Democracy & Government

Remembering Conservative Publicist Victor Gold

The GOP stalwart took on the "holy rollers and neocons" who stole his party.

Remembering Conservative Publicist Victor Gold

Conservative publicist Victor Gold died last week. One of the premiere lights of the conservative movement, Gold was the spokesperson for Barry Goldwater’s 1964 campaign, wrote speeches for Vice President Spiro Agnew in the Nixon White House, and co-authored a early autobiography with George H.W. Bush shortly before he became president.

During the second Bush administration, Gold became disenchanted with the direction of the GOP and, in 2007, wrote a scathing takedown of his party, Invasion of the Party Snatchers: How the Neocons and Holy Rollers Destroyed the GOP.

In a 2007 interview, Gold told Bill Moyers — his rival during the Goldwater/Johnson election — that he believed the party had lost sight of traditional conservative values such as small government, limited presidential authority, the separation of church and state, and our rights as they are spelled out in the Constitution.

Gold didn’t stop fighting for what he believed was true conservatism with Invasion of the Party Snatchers. In 2010, he embraced new technology and started a blog called “The Wayward Lemming.” In the blog Gold regularly took members of his own party to task for their diversion from the Goldwater standard.

In the Trump campaign Gold saw a corrupt political bargain similar to the one struck between neocons and the Religious Right during the 1980s and 1990s. Gold felt that Trump and his art of the deal showmanship had partnered with the neocons, evangelicals and the fringe “alt right” to win at all costs. Gold took to calling his blog posts on the Trump presidency as coming from the Alt-Reich. But, he noted, there was a big difference between Hitler and Trump: “Though Hitler, like Trump, was a megalomaniacal narcissist, he sought adoration and acclaim in order to gain power, whereas Trump sought power in order to gain adoration and acclaim.”

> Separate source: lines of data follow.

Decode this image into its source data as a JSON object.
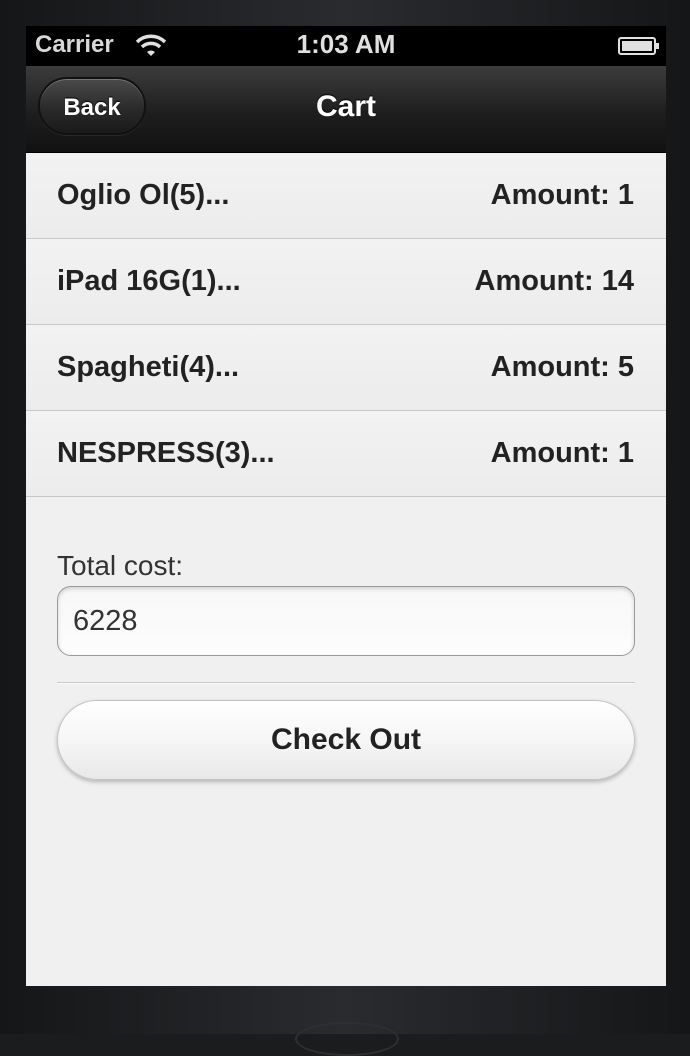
{
  "status_bar": {
    "carrier": "Carrier",
    "time": "1:03 AM",
    "wifi_icon": "wifi-icon",
    "battery_icon": "battery-icon"
  },
  "navbar": {
    "back_label": "Back",
    "title": "Cart"
  },
  "cart_items": [
    {
      "name": "Oglio Ol(5)...",
      "amount": "Amount: 1"
    },
    {
      "name": "iPad 16G(1)...",
      "amount": "Amount: 14"
    },
    {
      "name": "Spagheti(4)...",
      "amount": "Amount: 5"
    },
    {
      "name": "NESPRESS(3)...",
      "amount": "Amount: 1"
    }
  ],
  "total": {
    "label": "Total cost:",
    "value": "6228"
  },
  "checkout": {
    "label": "Check Out"
  }
}
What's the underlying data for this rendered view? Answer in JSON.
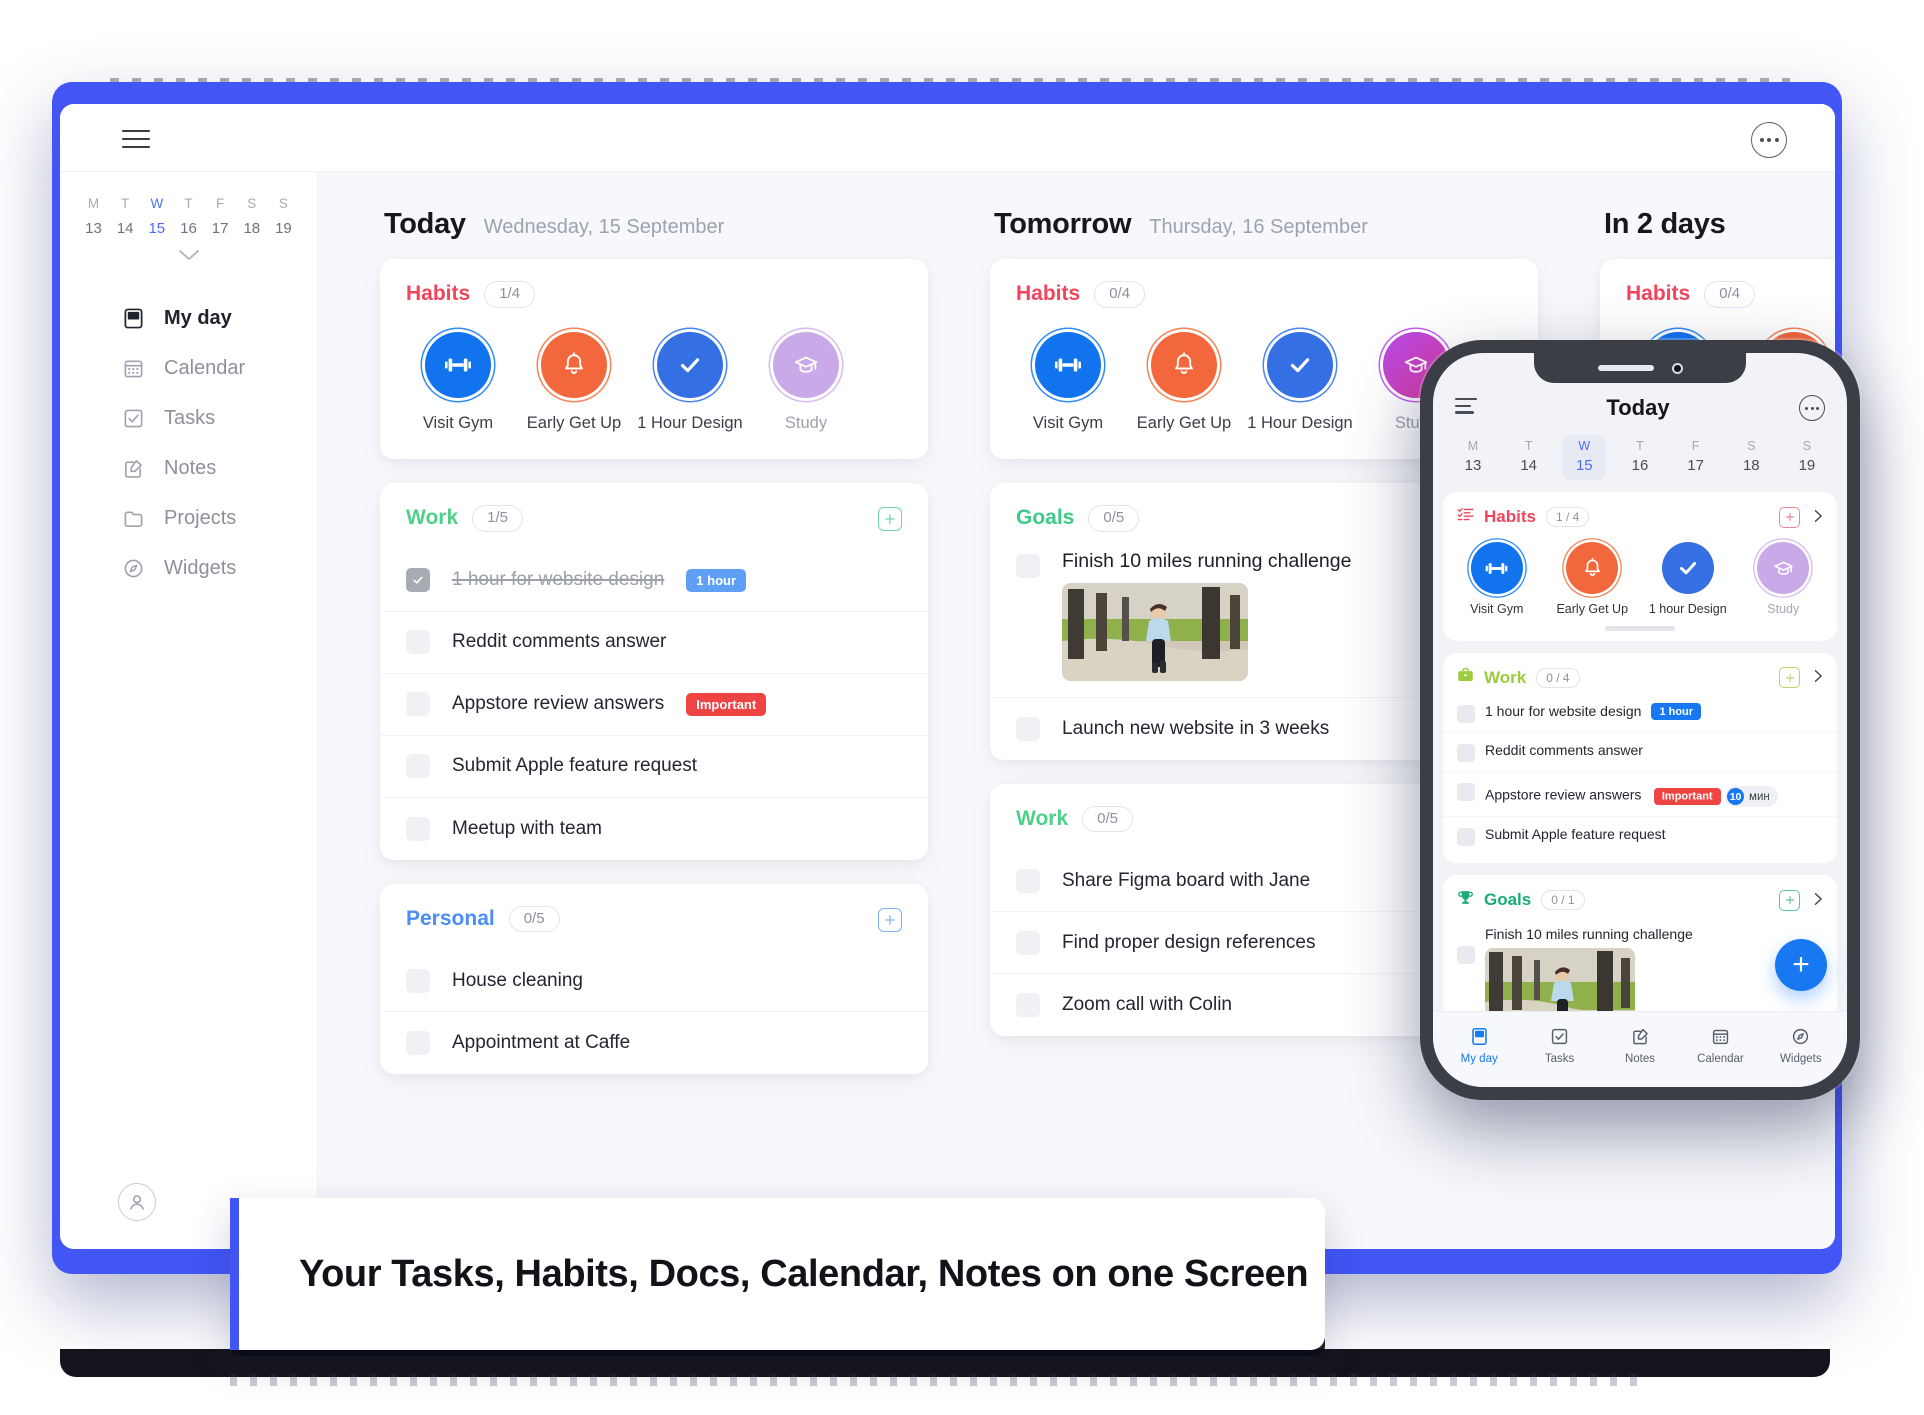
{
  "window": {
    "menu_icon": "hamburger-icon",
    "more_icon": "more-options-icon"
  },
  "sidebar": {
    "week": {
      "day_letters": [
        "M",
        "T",
        "W",
        "T",
        "F",
        "S",
        "S"
      ],
      "day_numbers": [
        "13",
        "14",
        "15",
        "16",
        "17",
        "18",
        "19"
      ],
      "selected_index": 2
    },
    "expand_icon": "chevron-down-icon",
    "items": [
      {
        "label": "My day",
        "icon": "myday-icon",
        "active": true
      },
      {
        "label": "Calendar",
        "icon": "calendar-icon",
        "active": false
      },
      {
        "label": "Tasks",
        "icon": "tasks-icon",
        "active": false
      },
      {
        "label": "Notes",
        "icon": "notes-icon",
        "active": false
      },
      {
        "label": "Projects",
        "icon": "projects-icon",
        "active": false
      },
      {
        "label": "Widgets",
        "icon": "widgets-icon",
        "active": false
      }
    ],
    "avatar": "user-avatar-icon"
  },
  "board": {
    "columns": [
      {
        "title": "Today",
        "date": "Wednesday, 15 September",
        "habits": {
          "title": "Habits",
          "counter": "1/4",
          "items": [
            {
              "label": "Visit Gym",
              "icon": "dumbbell-icon",
              "style": "gym",
              "done": false
            },
            {
              "label": "Early Get Up",
              "icon": "bell-icon",
              "style": "bell",
              "done": false
            },
            {
              "label": "1 Hour Design",
              "icon": "check-icon",
              "style": "check",
              "done": true
            },
            {
              "label": "Study",
              "icon": "graduation-cap-icon",
              "style": "study",
              "done": false
            }
          ]
        },
        "work": {
          "title": "Work",
          "counter": "1/5",
          "add_icon": "plus-square-icon",
          "tasks": [
            {
              "text": "1 hour for website design",
              "done": true,
              "chip": "1 hour",
              "chip_type": "hour"
            },
            {
              "text": "Reddit comments answer",
              "done": false,
              "chip": null,
              "chip_type": null
            },
            {
              "text": "Appstore review answers",
              "done": false,
              "chip": "Important",
              "chip_type": "important"
            },
            {
              "text": "Submit Apple feature request",
              "done": false,
              "chip": null,
              "chip_type": null
            },
            {
              "text": "Meetup with team",
              "done": false,
              "chip": null,
              "chip_type": null
            }
          ]
        },
        "personal": {
          "title": "Personal",
          "counter": "0/5",
          "add_icon": "plus-square-icon",
          "tasks": [
            {
              "text": "House cleaning",
              "done": false
            },
            {
              "text": "Appointment at Caffe",
              "done": false
            }
          ]
        }
      },
      {
        "title": "Tomorrow",
        "date": "Thursday, 16 September",
        "habits": {
          "title": "Habits",
          "counter": "0/4",
          "items": [
            {
              "label": "Visit Gym",
              "icon": "dumbbell-icon",
              "style": "gym",
              "done": false
            },
            {
              "label": "Early Get Up",
              "icon": "bell-icon",
              "style": "bell",
              "done": false
            },
            {
              "label": "1 Hour Design",
              "icon": "check-icon",
              "style": "check",
              "done": false
            },
            {
              "label": "Study",
              "icon": "graduation-cap-icon",
              "style": "study2",
              "done": false
            }
          ]
        },
        "goals": {
          "title": "Goals",
          "counter": "0/5",
          "tasks": [
            {
              "text": "Finish 10 miles running challenge",
              "image": "runner-photo",
              "done": false
            },
            {
              "text": "Launch new website in 3 weeks",
              "image": null,
              "done": false
            }
          ]
        },
        "work": {
          "title": "Work",
          "counter": "0/5",
          "tasks": [
            {
              "text": "Share Figma board with Jane",
              "done": false
            },
            {
              "text": "Find proper design references",
              "done": false
            },
            {
              "text": "Zoom call with Colin",
              "done": false
            }
          ]
        }
      },
      {
        "title": "In 2 days",
        "date": "",
        "habits": {
          "title": "Habits",
          "counter": "0/4",
          "items": [
            {
              "label": "",
              "icon": "dumbbell-icon",
              "style": "gym",
              "done": false
            },
            {
              "label": "",
              "icon": "bell-icon",
              "style": "bell",
              "done": false
            }
          ]
        }
      }
    ]
  },
  "phone": {
    "header": {
      "title": "Today",
      "menu_icon": "hamburger-icon",
      "more_icon": "more-options-icon"
    },
    "week": {
      "day_letters": [
        "M",
        "T",
        "W",
        "T",
        "F",
        "S",
        "S"
      ],
      "day_numbers": [
        "13",
        "14",
        "15",
        "16",
        "17",
        "18",
        "19"
      ],
      "selected_index": 2
    },
    "habits": {
      "title": "Habits",
      "counter": "1 / 4",
      "section_icon": "checklist-icon",
      "add_icon": "plus-square-icon",
      "chevron_icon": "chevron-right-icon",
      "items": [
        {
          "label": "Visit Gym",
          "icon": "dumbbell-icon",
          "style": "gym"
        },
        {
          "label": "Early Get Up",
          "icon": "bell-icon",
          "style": "bell"
        },
        {
          "label": "1 hour Design",
          "icon": "check-icon",
          "style": "check"
        },
        {
          "label": "Study",
          "icon": "graduation-cap-icon",
          "style": "study"
        }
      ]
    },
    "work": {
      "title": "Work",
      "counter": "0 / 4",
      "section_icon": "briefcase-icon",
      "add_icon": "plus-square-icon",
      "chevron_icon": "chevron-right-icon",
      "tasks": [
        {
          "text": "1 hour for website design",
          "chip": "1 hour",
          "chip_type": "hour",
          "minutes": null,
          "minutes_unit": null
        },
        {
          "text": "Reddit comments answer",
          "chip": null,
          "chip_type": null,
          "minutes": null,
          "minutes_unit": null
        },
        {
          "text": "Appstore review answers",
          "chip": "Important",
          "chip_type": "important",
          "minutes": "10",
          "minutes_unit": "мин"
        },
        {
          "text": "Submit Apple feature request",
          "chip": null,
          "chip_type": null,
          "minutes": null,
          "minutes_unit": null
        }
      ]
    },
    "goals": {
      "title": "Goals",
      "counter": "0 / 1",
      "section_icon": "trophy-icon",
      "add_icon": "plus-square-icon",
      "chevron_icon": "chevron-right-icon",
      "tasks": [
        {
          "text": "Finish 10 miles running challenge",
          "image": "runner-photo"
        }
      ]
    },
    "fab": {
      "label": "+",
      "icon": "plus-icon"
    },
    "tabbar": [
      {
        "label": "My day",
        "icon": "myday-icon",
        "active": true
      },
      {
        "label": "Tasks",
        "icon": "tasks-icon",
        "active": false
      },
      {
        "label": "Notes",
        "icon": "notes-icon",
        "active": false
      },
      {
        "label": "Calendar",
        "icon": "calendar-icon",
        "active": false
      },
      {
        "label": "Widgets",
        "icon": "widgets-icon",
        "active": false
      }
    ]
  },
  "caption": {
    "text": "Your Tasks, Habits, Docs, Calendar, Notes on one Screen",
    "accent_color": "#4255f5"
  },
  "colors": {
    "brand_blue": "#4255f5",
    "habits_red": "#f1455c",
    "work_green": "#4fd08a",
    "personal_blue": "#4c8df6",
    "goals_green": "#3fc98a",
    "important_red": "#ef4444",
    "chip_blue": "#5f9ff5",
    "today_blue": "#4c6ef7"
  }
}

The blog resembles the kind of cutting sarcasm of a late-night talk show — but with the unusual prospect of a right on right fight. Just read through his takedown of Trump, the GOP and the media machine on one of the issues dearest to Gold’s heart, The Bill of Rights:

Two weeks into Donald Trump’s presidency, this much we know: If Trump were to issue an executive order suspending the first 10 amendments to the Constitution . . .

  • Paul Ryan would issue a statement saying he was “deeply troubled” by the order but would withhold judgment until he had a chance to study it in full.
  • Mitch McConnell would issue a statement expressing “concern” over the order’s effect on the Second Amendment and the right to bear arms.
  • John McCain and Lindsey Graham would issue a statement expressing “outrage” over the order and their intention to hold hearings on it as soon as they finished hearings on three other executive orders they were outraged about.
  • Reince Priebus would issue a statement blaming CNN, The New York Times and The Washington Post for reporting news of the order.
  • Kellyanne Conway would issue a statement saying the election is over, Trump won, and the president’s critics ought to “shut up” and “get with the program.”
  • Charles Krauthammer would write a column deploring the order, blaming it on Barack Obama for having set a precedent by issuing executive orders.
  • Marco Rubio would make a speech saying while Trump’s order suspending the first 10 amendments was OK, “He’d better not mess with the Bill of Rights.”
  • Gold never stopped revering Barry Goldwater. He even labeled his cats paleoconservative. If Goldwater were here today, Gold assured his audience shortly before his death, he wouldn’t have suffered fools in his government gladly:

    What the moment obviously calls for is a will and a voice like that of my former boss Barry Goldwater. Blunt-spoken Barry, never, in his years on Capitol Hill or as a presidential candidate, afraid to call a spade a goddamn trowel.

    Millennials should know that was Sen. Goldwater who, in 1974, led the Republican delegation to the White House to tell Richard Nixon that it was time for him to resign the presidency. Again, it was steel-spined Barry who, 10 years later, whatever the backlash from evangelical voters, told reporters that the Rev. Jerry Falwell needed “a swift kick in the ass.”

    So it is that I can see the old man now, after reading the latest presidential tweets, telling his staff “We’ve got a head case in the Oval Office,” then heading for the Senate floor to call for action under Section 4 of the 25th Amendment. TERRIBLE! A NEW LOW!

    American political discourse has lost a powerful and unique voice.